PHILADELPHIA, July 28, 2016 (LifeSiteNews) – He worked to elect Barack Obama president in 2012, and he’s at the Democratic National Convention this year – but he thinks the Democratic Party’s platform is immoral and indefensible on the issue of abortion and could potentially shut down anyone who holds to traditional sexual morality.
“It’s morally reprehensible,” Michael Wear, who led President Obama’s outreach to evangelicals in 2012, told the Catholic News Agency, when asked about the 2016 platform’s abortion plank.
The 55-page platform promises Democrats officials will “stand up” for Planned Parenthood, fund abortion nationwide and around the world, “overturn” state and federal restrictions on abortion, and crank up the legal pressure against pro-life sidewalk counselors.
He is one of many Democrats to say the party has ratified too extreme a position for the American people.
Senator Joe Manchin of West Virginia said draft platform language calling for the repeal of the Hyde and Helms Amendments are “crazy.”
“It's something that I know most of the Democrats in West Virginia and most West Virginians would not agree with. I don't either,” he told The Weekly Standard.
Sen. Bob Casey of Pennsylvania wrote that “a consensus-based policy” had “for many years, prohibited the use of federal funds to pay for abortion.”
Indiana’s Sen. Joe Donnelly said, through spokeswoman Sarah Rothschild, that he “has long supported and continues to support the Hyde Amendment, and as a pro-life Senator believes all life is sacred.”

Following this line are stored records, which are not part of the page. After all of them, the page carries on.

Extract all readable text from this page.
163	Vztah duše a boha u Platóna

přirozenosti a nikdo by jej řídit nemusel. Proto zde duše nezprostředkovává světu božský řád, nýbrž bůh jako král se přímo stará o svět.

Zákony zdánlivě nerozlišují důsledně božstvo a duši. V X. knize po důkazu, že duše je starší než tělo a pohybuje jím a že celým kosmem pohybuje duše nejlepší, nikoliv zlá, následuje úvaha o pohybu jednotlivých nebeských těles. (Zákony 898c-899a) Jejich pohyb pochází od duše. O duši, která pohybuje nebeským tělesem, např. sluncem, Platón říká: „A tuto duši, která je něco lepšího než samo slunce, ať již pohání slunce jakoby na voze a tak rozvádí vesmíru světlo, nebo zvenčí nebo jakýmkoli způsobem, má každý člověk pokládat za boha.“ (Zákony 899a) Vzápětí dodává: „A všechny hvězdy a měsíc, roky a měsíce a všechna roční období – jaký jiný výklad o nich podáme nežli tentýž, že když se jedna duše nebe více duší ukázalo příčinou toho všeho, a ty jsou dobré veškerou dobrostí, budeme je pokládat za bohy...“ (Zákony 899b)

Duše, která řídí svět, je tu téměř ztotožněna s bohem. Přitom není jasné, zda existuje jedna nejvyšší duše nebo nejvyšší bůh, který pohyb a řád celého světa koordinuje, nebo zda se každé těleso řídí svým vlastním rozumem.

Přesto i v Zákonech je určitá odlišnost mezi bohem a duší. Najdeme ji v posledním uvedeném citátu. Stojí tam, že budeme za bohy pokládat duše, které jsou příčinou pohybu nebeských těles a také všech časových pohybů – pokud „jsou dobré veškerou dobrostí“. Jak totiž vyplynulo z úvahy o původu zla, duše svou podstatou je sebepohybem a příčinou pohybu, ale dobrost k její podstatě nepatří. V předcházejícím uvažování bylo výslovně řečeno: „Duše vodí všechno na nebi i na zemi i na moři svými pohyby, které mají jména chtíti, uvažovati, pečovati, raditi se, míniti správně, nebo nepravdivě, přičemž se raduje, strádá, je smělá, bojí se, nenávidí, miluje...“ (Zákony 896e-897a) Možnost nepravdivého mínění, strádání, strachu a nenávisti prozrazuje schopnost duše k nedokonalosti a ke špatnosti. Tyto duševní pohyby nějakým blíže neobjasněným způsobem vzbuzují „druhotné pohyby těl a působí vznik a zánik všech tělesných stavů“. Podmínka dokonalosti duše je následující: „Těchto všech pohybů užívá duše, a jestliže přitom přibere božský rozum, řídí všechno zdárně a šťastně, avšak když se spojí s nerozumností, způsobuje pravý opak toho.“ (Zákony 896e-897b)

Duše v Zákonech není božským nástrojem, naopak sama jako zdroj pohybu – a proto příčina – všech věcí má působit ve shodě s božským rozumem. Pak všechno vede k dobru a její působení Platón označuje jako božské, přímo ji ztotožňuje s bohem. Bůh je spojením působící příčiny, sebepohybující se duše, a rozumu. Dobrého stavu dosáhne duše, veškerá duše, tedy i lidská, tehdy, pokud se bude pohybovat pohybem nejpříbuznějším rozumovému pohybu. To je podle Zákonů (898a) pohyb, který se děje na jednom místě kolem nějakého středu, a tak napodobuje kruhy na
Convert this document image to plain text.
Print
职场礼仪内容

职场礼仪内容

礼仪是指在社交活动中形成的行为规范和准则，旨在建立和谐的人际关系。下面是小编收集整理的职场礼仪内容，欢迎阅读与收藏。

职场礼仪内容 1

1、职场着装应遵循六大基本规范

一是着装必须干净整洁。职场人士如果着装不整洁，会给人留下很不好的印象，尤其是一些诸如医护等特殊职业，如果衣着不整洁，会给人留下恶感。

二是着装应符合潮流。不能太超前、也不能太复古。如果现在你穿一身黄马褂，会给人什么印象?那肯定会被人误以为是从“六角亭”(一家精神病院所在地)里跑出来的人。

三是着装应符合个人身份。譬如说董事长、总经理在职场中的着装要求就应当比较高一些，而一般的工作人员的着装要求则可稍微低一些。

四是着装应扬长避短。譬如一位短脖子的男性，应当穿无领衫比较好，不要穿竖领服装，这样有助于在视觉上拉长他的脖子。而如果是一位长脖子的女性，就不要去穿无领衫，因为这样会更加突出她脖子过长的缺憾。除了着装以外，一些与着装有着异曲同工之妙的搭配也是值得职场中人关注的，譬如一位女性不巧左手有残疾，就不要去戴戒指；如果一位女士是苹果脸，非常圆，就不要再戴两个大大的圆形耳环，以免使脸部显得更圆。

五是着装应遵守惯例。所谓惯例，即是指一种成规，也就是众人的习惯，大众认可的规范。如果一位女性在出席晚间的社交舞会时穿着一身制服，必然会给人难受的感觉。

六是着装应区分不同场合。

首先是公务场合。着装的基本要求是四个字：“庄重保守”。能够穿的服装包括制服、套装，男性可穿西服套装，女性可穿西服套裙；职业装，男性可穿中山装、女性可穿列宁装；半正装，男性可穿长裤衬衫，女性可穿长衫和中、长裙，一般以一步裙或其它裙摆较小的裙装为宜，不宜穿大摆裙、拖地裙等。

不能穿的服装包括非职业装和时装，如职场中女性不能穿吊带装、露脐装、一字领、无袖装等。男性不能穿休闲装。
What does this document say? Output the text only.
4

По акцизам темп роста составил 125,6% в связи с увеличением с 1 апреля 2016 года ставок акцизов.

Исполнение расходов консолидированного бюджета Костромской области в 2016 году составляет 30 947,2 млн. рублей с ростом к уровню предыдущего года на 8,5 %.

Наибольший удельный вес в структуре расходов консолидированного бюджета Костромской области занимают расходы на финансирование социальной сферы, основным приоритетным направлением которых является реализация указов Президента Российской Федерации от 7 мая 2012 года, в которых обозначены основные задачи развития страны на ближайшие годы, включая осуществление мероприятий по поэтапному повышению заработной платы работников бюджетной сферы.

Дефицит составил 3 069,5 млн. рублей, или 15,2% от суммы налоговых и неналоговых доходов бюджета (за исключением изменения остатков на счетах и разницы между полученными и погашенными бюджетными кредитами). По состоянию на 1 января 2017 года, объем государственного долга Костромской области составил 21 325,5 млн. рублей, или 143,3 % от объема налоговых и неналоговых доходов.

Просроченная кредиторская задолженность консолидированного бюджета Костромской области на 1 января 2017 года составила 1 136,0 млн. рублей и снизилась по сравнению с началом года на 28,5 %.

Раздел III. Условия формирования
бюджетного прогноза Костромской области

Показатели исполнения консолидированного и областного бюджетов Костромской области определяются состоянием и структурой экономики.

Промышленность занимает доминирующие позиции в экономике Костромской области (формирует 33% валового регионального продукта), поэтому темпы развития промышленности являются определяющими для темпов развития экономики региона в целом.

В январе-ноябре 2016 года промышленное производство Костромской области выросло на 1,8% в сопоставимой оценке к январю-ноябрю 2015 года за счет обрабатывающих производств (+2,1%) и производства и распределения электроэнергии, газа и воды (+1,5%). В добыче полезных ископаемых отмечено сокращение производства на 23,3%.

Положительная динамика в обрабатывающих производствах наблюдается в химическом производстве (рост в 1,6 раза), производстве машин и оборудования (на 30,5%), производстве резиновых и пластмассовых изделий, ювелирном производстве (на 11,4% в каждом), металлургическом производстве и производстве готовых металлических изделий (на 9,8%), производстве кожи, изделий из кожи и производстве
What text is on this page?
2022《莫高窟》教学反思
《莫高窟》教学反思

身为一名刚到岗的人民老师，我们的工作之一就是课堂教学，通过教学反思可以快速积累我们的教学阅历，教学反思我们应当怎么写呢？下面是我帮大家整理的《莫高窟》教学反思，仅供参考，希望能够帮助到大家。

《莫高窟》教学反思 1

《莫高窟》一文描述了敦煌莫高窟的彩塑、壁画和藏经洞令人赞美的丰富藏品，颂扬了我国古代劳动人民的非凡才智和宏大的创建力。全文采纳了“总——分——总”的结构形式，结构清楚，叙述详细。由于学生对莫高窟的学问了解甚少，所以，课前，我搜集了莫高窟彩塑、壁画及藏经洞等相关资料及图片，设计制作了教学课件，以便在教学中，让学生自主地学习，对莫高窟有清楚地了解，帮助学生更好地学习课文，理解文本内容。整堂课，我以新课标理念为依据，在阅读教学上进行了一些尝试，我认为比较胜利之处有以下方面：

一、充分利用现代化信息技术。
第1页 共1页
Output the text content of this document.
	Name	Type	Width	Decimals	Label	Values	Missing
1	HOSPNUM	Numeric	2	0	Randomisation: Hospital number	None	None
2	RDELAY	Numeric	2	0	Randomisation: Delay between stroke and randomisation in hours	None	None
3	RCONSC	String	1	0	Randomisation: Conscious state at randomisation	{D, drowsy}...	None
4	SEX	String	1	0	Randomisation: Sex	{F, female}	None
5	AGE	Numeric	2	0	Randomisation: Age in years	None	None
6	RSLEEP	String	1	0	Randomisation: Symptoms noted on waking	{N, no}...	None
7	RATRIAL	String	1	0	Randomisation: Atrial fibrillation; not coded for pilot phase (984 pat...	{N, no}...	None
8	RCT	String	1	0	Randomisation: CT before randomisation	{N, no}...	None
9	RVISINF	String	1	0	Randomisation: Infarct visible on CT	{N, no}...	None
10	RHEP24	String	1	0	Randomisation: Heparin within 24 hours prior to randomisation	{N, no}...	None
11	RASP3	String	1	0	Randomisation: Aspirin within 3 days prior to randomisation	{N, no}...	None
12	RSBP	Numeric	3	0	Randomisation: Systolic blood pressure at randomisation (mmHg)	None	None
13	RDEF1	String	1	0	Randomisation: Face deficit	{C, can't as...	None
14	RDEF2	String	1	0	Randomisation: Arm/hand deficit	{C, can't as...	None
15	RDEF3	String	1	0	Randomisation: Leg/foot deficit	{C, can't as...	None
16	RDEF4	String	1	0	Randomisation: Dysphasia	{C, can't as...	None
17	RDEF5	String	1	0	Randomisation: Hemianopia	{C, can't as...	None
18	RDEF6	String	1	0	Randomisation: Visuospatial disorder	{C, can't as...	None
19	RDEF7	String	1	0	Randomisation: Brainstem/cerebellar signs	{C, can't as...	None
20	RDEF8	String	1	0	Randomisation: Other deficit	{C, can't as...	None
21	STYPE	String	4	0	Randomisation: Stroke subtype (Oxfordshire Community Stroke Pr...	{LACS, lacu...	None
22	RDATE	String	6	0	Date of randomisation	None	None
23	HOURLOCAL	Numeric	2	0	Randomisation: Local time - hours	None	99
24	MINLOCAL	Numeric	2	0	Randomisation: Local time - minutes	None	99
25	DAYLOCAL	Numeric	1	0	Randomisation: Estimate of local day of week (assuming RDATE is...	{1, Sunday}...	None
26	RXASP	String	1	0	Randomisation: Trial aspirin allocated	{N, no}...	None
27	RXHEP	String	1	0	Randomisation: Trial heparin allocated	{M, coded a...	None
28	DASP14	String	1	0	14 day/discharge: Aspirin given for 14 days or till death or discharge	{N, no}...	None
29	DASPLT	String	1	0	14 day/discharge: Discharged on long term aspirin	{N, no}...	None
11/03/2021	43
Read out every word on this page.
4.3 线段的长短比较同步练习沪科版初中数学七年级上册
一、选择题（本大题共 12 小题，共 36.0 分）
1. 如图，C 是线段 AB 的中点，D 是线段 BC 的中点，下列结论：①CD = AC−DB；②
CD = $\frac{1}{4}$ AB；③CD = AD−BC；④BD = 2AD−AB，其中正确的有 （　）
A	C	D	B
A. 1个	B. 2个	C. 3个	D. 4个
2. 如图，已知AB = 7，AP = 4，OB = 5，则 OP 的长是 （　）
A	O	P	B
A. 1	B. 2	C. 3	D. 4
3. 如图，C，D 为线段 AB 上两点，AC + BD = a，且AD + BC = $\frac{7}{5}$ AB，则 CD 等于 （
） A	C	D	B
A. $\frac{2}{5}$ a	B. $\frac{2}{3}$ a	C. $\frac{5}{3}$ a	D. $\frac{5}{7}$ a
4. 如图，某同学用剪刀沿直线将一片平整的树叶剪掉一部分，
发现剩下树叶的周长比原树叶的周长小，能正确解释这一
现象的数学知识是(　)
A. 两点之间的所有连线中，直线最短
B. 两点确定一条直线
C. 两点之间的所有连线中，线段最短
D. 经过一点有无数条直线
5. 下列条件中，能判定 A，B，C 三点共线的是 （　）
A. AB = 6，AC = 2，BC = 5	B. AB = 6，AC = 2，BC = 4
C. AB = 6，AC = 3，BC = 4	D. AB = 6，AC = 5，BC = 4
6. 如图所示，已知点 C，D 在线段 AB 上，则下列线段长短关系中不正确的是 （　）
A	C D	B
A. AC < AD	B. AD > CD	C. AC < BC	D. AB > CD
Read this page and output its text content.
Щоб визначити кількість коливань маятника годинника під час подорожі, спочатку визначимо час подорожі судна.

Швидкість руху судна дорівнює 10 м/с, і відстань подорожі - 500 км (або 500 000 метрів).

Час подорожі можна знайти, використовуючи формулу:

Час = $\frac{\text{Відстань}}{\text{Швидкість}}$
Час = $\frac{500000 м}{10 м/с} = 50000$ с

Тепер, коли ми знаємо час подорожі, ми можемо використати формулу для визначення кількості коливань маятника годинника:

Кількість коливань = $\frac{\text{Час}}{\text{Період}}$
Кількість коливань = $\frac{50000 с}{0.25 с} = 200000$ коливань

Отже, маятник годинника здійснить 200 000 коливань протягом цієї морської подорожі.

North Dakota’s Sen. Heidi Heitkamp, who supports abortion-on-demand, said she supports the Hyde Amendment and other restrictions on abortion, all of which the Democratic platform would obliterate.
Even the Obama administration sent word this week that President Obama had not changed his position in favor of the Hyde Amendment, which he had applied to the Affordable Care Act by executive order.
Wear, who was hired as religious outreach director for the president’s re-election at the age of 23, was raised Catholic but now attends an evangelical church.
“Religious freedom has become so polarized” and “politicized,” he said.
Faith-based hospitals that will not perform abortions, adoption agencies that will not place children with homosexuals, and anti-trafficking organizations that will not refer for abortion have all come under scrutiny, sometimes from the Obama administration.
Hillary Clinton has said that religious beliefs that oppose abortion-on-demand “have to be changed.”